The plethora of weak excuses that have been given on behalf of Kavanaugh’s defense (alcohol doesn’t make someone a rapist, and the notion that minors should be excused of all wrongdoing is especially problematic given that Kavanaugh intends to lead a judicial system that punishes minors) reflects a misogynistic dismissal of women. If you argue that it’s not a serious offense to assault a teenage girl, then you’re saying you don’t consider her a valuable human.
But this attitude also demonstrates a complete lack of understanding of what constitutes sexual violence, and a willingness to believe that it’s standard behavior among rowdy young men. In reality, it is not typical behavior: though far too many women experience sexual violence, most men are not sexual criminals.
This discrepancy occurs because not only are women twice as likely to experience sexual violence as men, they are also more likely to experience sexual assault than men are to commit it. As a 2002 study of 1,882 male college students showed, men who commit sexual violence are likely to do so repeatedly. The study found that 120 men self-reported acts that met the legal definition of rape or attempted rape, and that these 120 men were collectively responsible for 1,225 acts of violence. Men who committed rape more than once averaged 5.8 rapes each.
Other studies over the decades have found similar results. One of the earliest, from 1987 (around the time Kavanaugh graduated from university), found that 27.5% of college women reported experiencing rape, while 7.7% of men reporting perpetrating it.
These studies found that more men admitted to sexual assault when they were asked questions about behaviors that constitute rape—for example, “Have you ever had sexual intercourse with an adult when they didn’t want to because you used or threatened to use physical force (twisting their arm; holding them down, etc.) if they didn’t cooperate?”—than if they were straightforwardly asked if they’d committed rape. This shows that even men who commit sexual violence are unwilling to recognize their behavior for what it is.
Women are also more likely to say they’ve experienced behaviors that constitute rape, such as having sex against their wishes because a man used physical force to make them, rather than rape itself. Just as many men are unwilling to see themselves as a criminal, many women struggle to acknowledge that they were a victim of a serious crime. Both men and women’s reluctance to recognize rape reflect a societal tendency to dismiss sexual violence as just something that happens when young adults are drunk, or as a result of misunderstandings.

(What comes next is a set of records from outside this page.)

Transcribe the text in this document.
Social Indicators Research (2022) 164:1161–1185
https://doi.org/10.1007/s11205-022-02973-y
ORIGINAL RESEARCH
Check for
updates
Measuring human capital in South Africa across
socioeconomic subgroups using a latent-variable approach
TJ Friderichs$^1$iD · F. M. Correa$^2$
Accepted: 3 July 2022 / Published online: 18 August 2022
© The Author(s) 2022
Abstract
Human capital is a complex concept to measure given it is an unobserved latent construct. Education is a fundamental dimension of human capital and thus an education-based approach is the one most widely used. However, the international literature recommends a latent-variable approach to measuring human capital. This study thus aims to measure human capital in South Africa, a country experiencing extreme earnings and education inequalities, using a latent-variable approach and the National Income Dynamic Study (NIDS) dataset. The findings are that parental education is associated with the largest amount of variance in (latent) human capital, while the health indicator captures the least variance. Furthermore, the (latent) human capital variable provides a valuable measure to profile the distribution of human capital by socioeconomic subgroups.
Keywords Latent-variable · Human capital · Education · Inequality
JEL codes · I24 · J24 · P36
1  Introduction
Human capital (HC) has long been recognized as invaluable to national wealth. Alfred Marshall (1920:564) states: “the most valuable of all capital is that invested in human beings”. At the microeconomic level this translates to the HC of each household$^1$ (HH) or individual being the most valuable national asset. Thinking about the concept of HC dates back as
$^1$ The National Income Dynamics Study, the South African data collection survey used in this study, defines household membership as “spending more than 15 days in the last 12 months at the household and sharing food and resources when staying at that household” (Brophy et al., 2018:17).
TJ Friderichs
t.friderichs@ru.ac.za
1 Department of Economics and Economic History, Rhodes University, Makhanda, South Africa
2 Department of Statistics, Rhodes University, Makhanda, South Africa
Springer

Studies show this is not the case: Sexual violence is a horrifyingly common experience among women, even while it’s a relatively unusual crime for men to commit, because those who assault others tend to do so repeatedly. The data definitively disprove the “boys will be boys” notion that it’s quite normal for young men to sexually assault women. Sexual violence is a disgusting crime that a minority of men perpetuate repeatedly, typically assaulting multiple women over a lifetime. It’s not a right of passage for boisterous young men.